C’est par ce positionnement clair, M. le Président, chers collègues, que nous tournerons enfin le dos à la logique de la consommation sans limite venue d’ailleurs, pour laisser la place honorable dévolue à la politique du choix responsable et cohérent, cette politique qui rassure et ouvre la voie vers la transition énergétique et écologique que notre Président de la République a forgé comme orientation de son quinquennat. Je ne rappellerai pas ici la gravité de la situation sociale et économique de notre cher Limousin, et de la précarité grandissante de nos agriculteurs, qui ne demandent qu’a participer à un développement historique de notre économie par le biais de la généralisation des énergies renouvelables, de la production de bio masse, de l’isolation des bâtiments, du développement des transports en commun, tel que nous les trouvons dans les efforts consentis dans le budget 2013 de la Région et dans le SRCAE soumis par ailleurs à l’approbation et l’amendement public en ce moment. Il n’est pas de temps à perdre pour créer de nouveaux emplois, pour libérer progressivement notre balance commerciale du joug des tarifs mondiaux de l’énergie fossile. Notre région dispose d’atouts indéniables justement de par la préservation d’une part importante de ces espaces naturels, de paysages magnifiques et surtout certainement la région de France la plus à même d’associer à sa marque, la Marque Limousin la qualification d’écorégion. Cela ne pourra même plus être envisagé avec des puits de forages tous les 500 mètres, des pistes d’accès aux poids lourds liés à l’exploitation, des centres de filtration et de surpression tous les kilomètres ou deux, des gazoducs entremêlés sur nos prairies d’élevage.

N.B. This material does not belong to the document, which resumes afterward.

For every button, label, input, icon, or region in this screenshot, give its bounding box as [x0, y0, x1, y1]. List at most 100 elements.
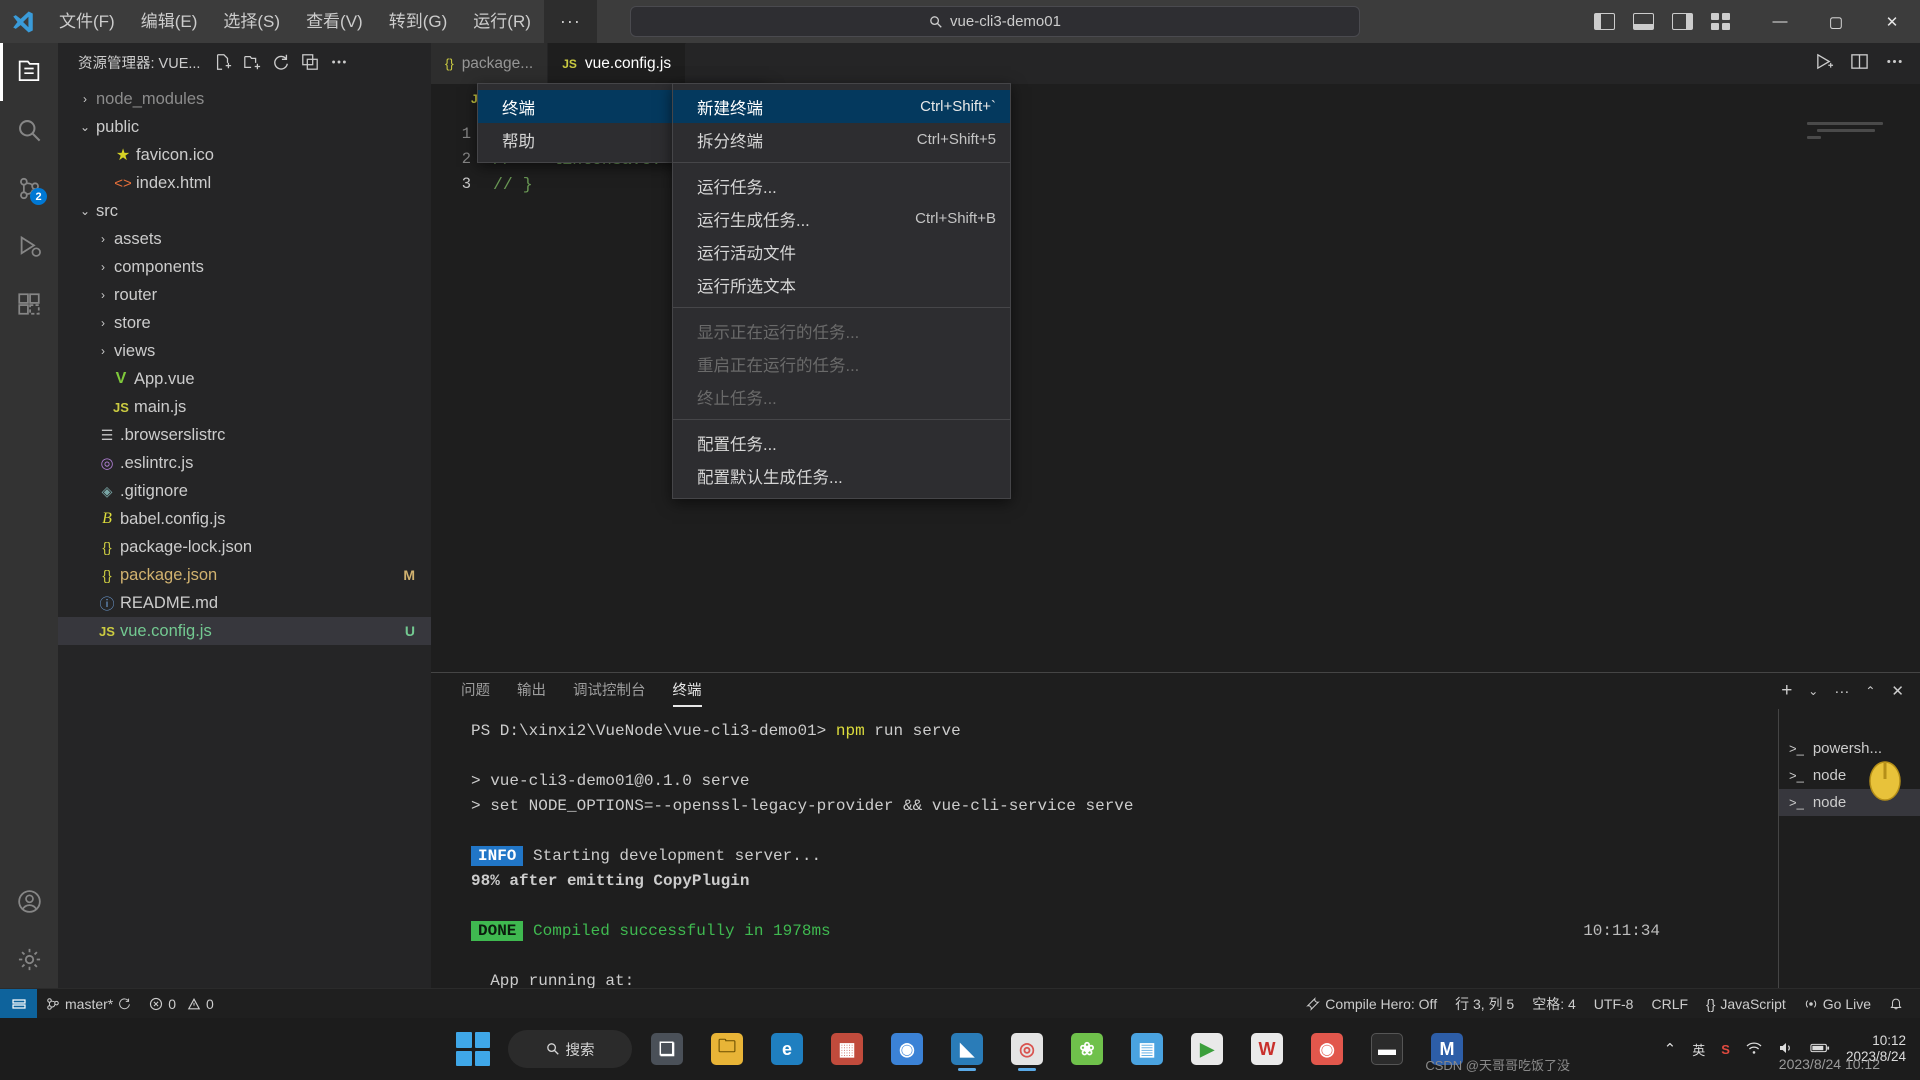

Vous avez, M. le Président, déclaré il y a peu que vous souhaiteriez trouver le temps à consacrer à vos petits enfants, alors quel plus bel avenir pour eux et vous que de vivre sur un territoire de la plus belle de toutes les modernités, durablement campé à la fois sur des espaces naturels attirant de nouveaux habitants et confortant ceux qui s’y trouvent déjà et sur les technologies contemporaines de l’information, de l’aide à la personne, des énergies modernes et des réseaux intelligents. Vous avez déjà réalisé beaucoup, le chemin qui reste à parcourir est tellement facile, tellement remplis d’espoirs, alors pourquoi attendre?